Sans date. — Ordinairement, le point d’interruption de la composition, c’est-à-dire la manière dont tranche le groupe de devant avec les figures plus éloignées, doit être sombre et fait mieux au bord qu’éclairé ; encore par la raison que les devants doivent autant que possible se détacher en sombre par les bords. Jusqu’ici, je crois ce principe le plus fécond pour le clair-obscur.

Le Corrège ne me paraît pas aussi complet dans le clair-obscur que Véronèse et Rubens ; il détache trop souvent des membres très clairs sur un fond sombre ; ce qui fait bien sur un fond sombre, c’est alors des parties entièrement reflétées.
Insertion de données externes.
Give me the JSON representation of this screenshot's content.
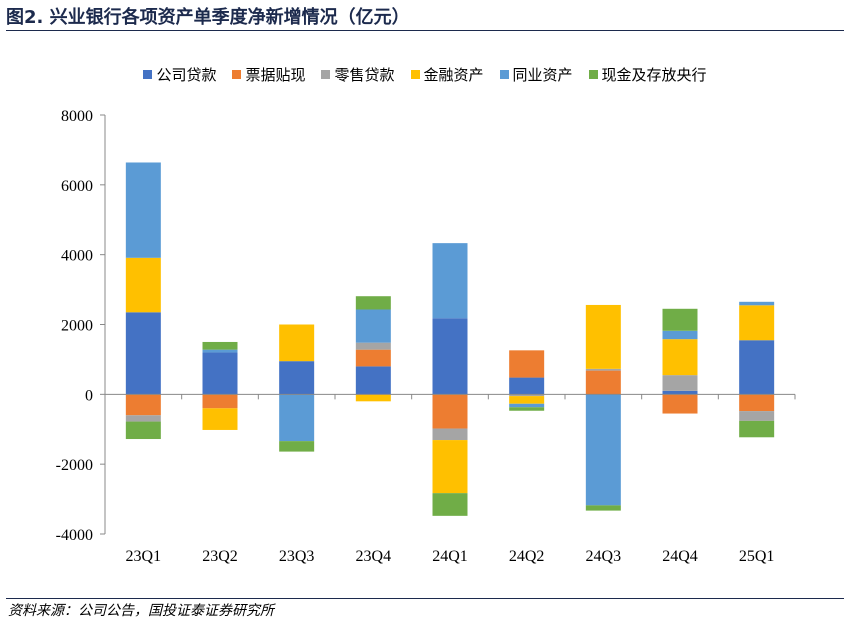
{
  "header": {
    "title": "图2. 兴业银行各项资产单季度净新增情况（亿元）"
  },
  "footer": {
    "source": "资料来源：公司公告，国投证泰证券研究所"
  },
  "chart_data": {
    "type": "bar",
    "stacked": true,
    "title": "兴业银行各项资产单季度净新增情况（亿元）",
    "xlabel": "",
    "ylabel": "",
    "ylim": [
      -4000,
      8000
    ],
    "yticks": [
      -4000,
      -2000,
      0,
      2000,
      4000,
      6000,
      8000
    ],
    "ytick_labels": [
      "-4000",
      "-2000",
      "0",
      "2000",
      "4000",
      "6000",
      "8000"
    ],
    "legend_position": "top",
    "grid": false,
    "categories": [
      "23Q1",
      "23Q2",
      "23Q3",
      "23Q4",
      "24Q1",
      "24Q2",
      "24Q3",
      "24Q4",
      "25Q1"
    ],
    "series": [
      {
        "name": "公司贷款",
        "color": "#4472c4",
        "values": [
          2350,
          1200,
          950,
          800,
          2180,
          480,
          0,
          100,
          1550
        ]
      },
      {
        "name": "票据贴现",
        "color": "#ed7d31",
        "values": [
          -600,
          -400,
          0,
          480,
          -980,
          780,
          680,
          -550,
          -480
        ]
      },
      {
        "name": "零售贷款",
        "color": "#a5a5a5",
        "values": [
          -180,
          0,
          0,
          200,
          -330,
          -50,
          50,
          450,
          -280
        ]
      },
      {
        "name": "金融资产",
        "color": "#ffc000",
        "values": [
          1560,
          -620,
          1050,
          -200,
          -1520,
          -220,
          1830,
          1030,
          1000
        ]
      },
      {
        "name": "同业资产",
        "color": "#5b9bd5",
        "values": [
          2730,
          80,
          -1340,
          950,
          2150,
          -100,
          -3180,
          240,
          100
        ]
      },
      {
        "name": "现金及存放央行",
        "color": "#70ad47",
        "values": [
          -500,
          220,
          -300,
          380,
          -650,
          -100,
          -150,
          630,
          -470
        ]
      }
    ]
  }
}
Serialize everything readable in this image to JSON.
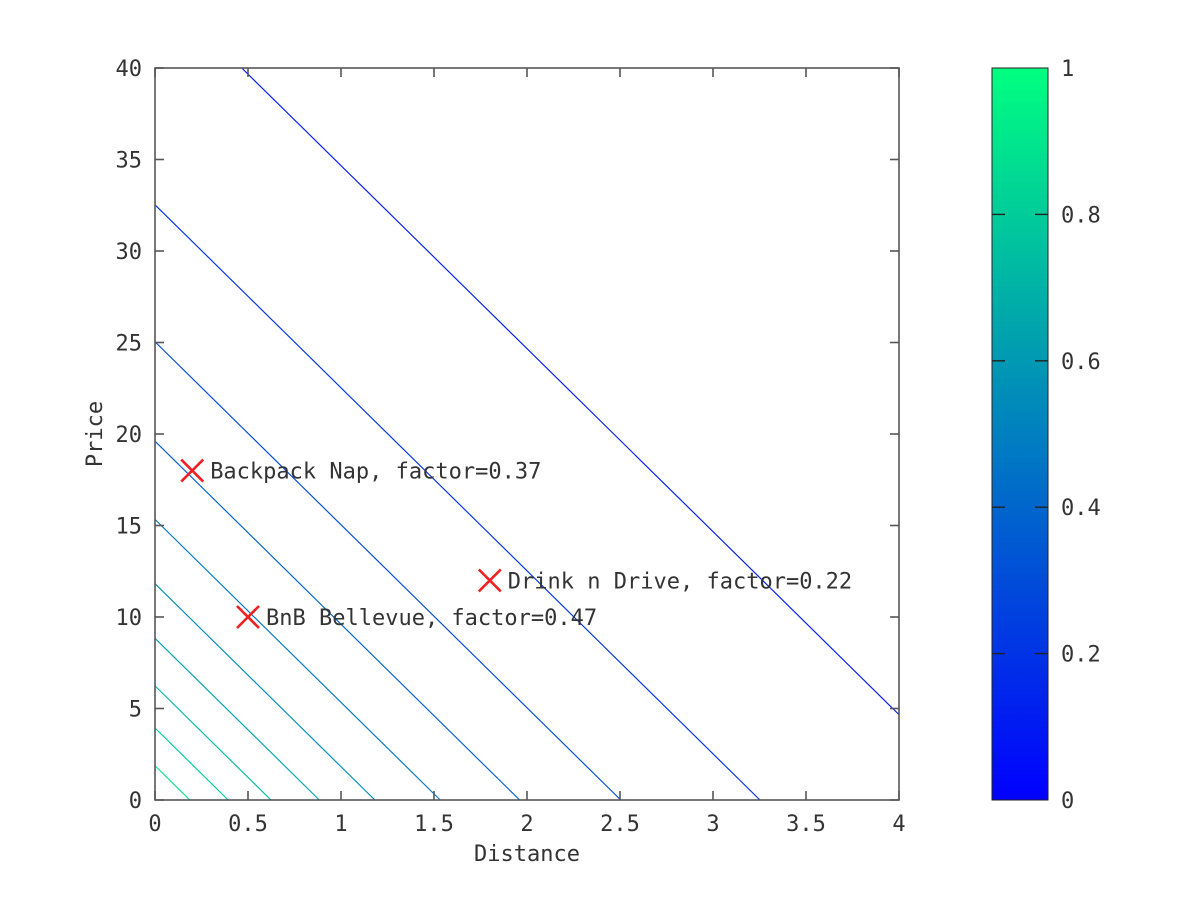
{
  "chart_data": {
    "type": "contour",
    "title": "",
    "xlabel": "Distance",
    "ylabel": "Price",
    "xlim": [
      0,
      4
    ],
    "ylim": [
      0,
      40
    ],
    "grid": false,
    "xticks": [
      0,
      0.5,
      1,
      1.5,
      2,
      2.5,
      3,
      3.5,
      4
    ],
    "xtick_labels": [
      "0",
      "0.5",
      "1",
      "1.5",
      "2",
      "2.5",
      "3",
      "3.5",
      "4"
    ],
    "yticks": [
      0,
      5,
      10,
      15,
      20,
      25,
      30,
      35,
      40
    ],
    "ytick_labels": [
      "0",
      "5",
      "10",
      "15",
      "20",
      "25",
      "30",
      "35",
      "40"
    ],
    "model": "factor = exp(-(Distance/2 + Price/20)); straight contour lines Price = -20*ln(level) - 10*Distance",
    "contour_levels": [
      0.1074,
      0.1967,
      0.2859,
      0.3752,
      0.4645,
      0.5537,
      0.643,
      0.7322,
      0.8215,
      0.9107
    ],
    "contour_segments": [
      {
        "level": 0.1074,
        "x1": 0.4665,
        "y1": 40,
        "x2": 4,
        "y2": 4.665,
        "color": "#001BF1"
      },
      {
        "level": 0.1967,
        "x1": 0,
        "y1": 32.524,
        "x2": 3.2524,
        "y2": 0,
        "color": "#0032E6"
      },
      {
        "level": 0.2859,
        "x1": 0,
        "y1": 25.041,
        "x2": 2.5041,
        "y2": 0,
        "color": "#0049DB"
      },
      {
        "level": 0.3752,
        "x1": 0,
        "y1": 19.606,
        "x2": 1.9606,
        "y2": 0,
        "color": "#0060CF"
      },
      {
        "level": 0.4645,
        "x1": 0,
        "y1": 15.335,
        "x2": 1.5335,
        "y2": 0,
        "color": "#0076C4"
      },
      {
        "level": 0.5537,
        "x1": 0,
        "y1": 11.821,
        "x2": 1.1821,
        "y2": 0,
        "color": "#008DB8"
      },
      {
        "level": 0.643,
        "x1": 0,
        "y1": 8.834,
        "x2": 0.8834,
        "y2": 0,
        "color": "#00A4AD"
      },
      {
        "level": 0.7322,
        "x1": 0,
        "y1": 6.235,
        "x2": 0.6235,
        "y2": 0,
        "color": "#00BBA2"
      },
      {
        "level": 0.8215,
        "x1": 0,
        "y1": 3.933,
        "x2": 0.3933,
        "y2": 0,
        "color": "#00D196"
      },
      {
        "level": 0.9107,
        "x1": 0,
        "y1": 1.871,
        "x2": 0.1871,
        "y2": 0,
        "color": "#00E88B"
      }
    ],
    "markers": [
      {
        "x": 0.2,
        "y": 18,
        "factor": 0.37,
        "label": "Backpack Nap, factor=0.37"
      },
      {
        "x": 0.5,
        "y": 10,
        "factor": 0.47,
        "label": "BnB Bellevue, factor=0.47"
      },
      {
        "x": 1.8,
        "y": 12,
        "factor": 0.22,
        "label": "Drink n Drive, factor=0.22"
      }
    ],
    "marker_style": {
      "symbol": "x",
      "color": "#EE2222",
      "size": 22,
      "stroke_width": 2.6
    },
    "colorbar": {
      "colormap": "winter",
      "range": [
        0,
        1
      ],
      "tick_values": [
        1,
        0.8,
        0.6,
        0.4,
        0.2,
        0
      ],
      "tick_labels": [
        "1",
        "0.8",
        "0.6",
        "0.4",
        "0.2",
        "0"
      ],
      "top_color": "#00FF80",
      "bottom_color": "#0000FF"
    },
    "colors": {
      "background": "#FFFFFF",
      "axis": "#565656",
      "text": "#333333"
    }
  }
}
Mercredi 14 mai. — Article sur Michel-Ange[1]. Heureux homme ! il a pétri le marbre et animé la

  1. Cet article parut dans la Revue de Paris en 1830. Delacroix avait inscrit en tête de son étude ce fragment des poésies du grand artiste qui peint si exactement la hauteur et la fierté d’âme qu’il admirait en lui par-dessus toutes choses : « J’ai du moins cette joie, au milieu de mes chagrins, que personne ne lit sur mon visage ni mes ennuis ni mes désirs. Je ne crains pas plus l’envie que je ne prise les vaines louanges de la foule ignorante… et je marche solitaire dans les routes non frayées. »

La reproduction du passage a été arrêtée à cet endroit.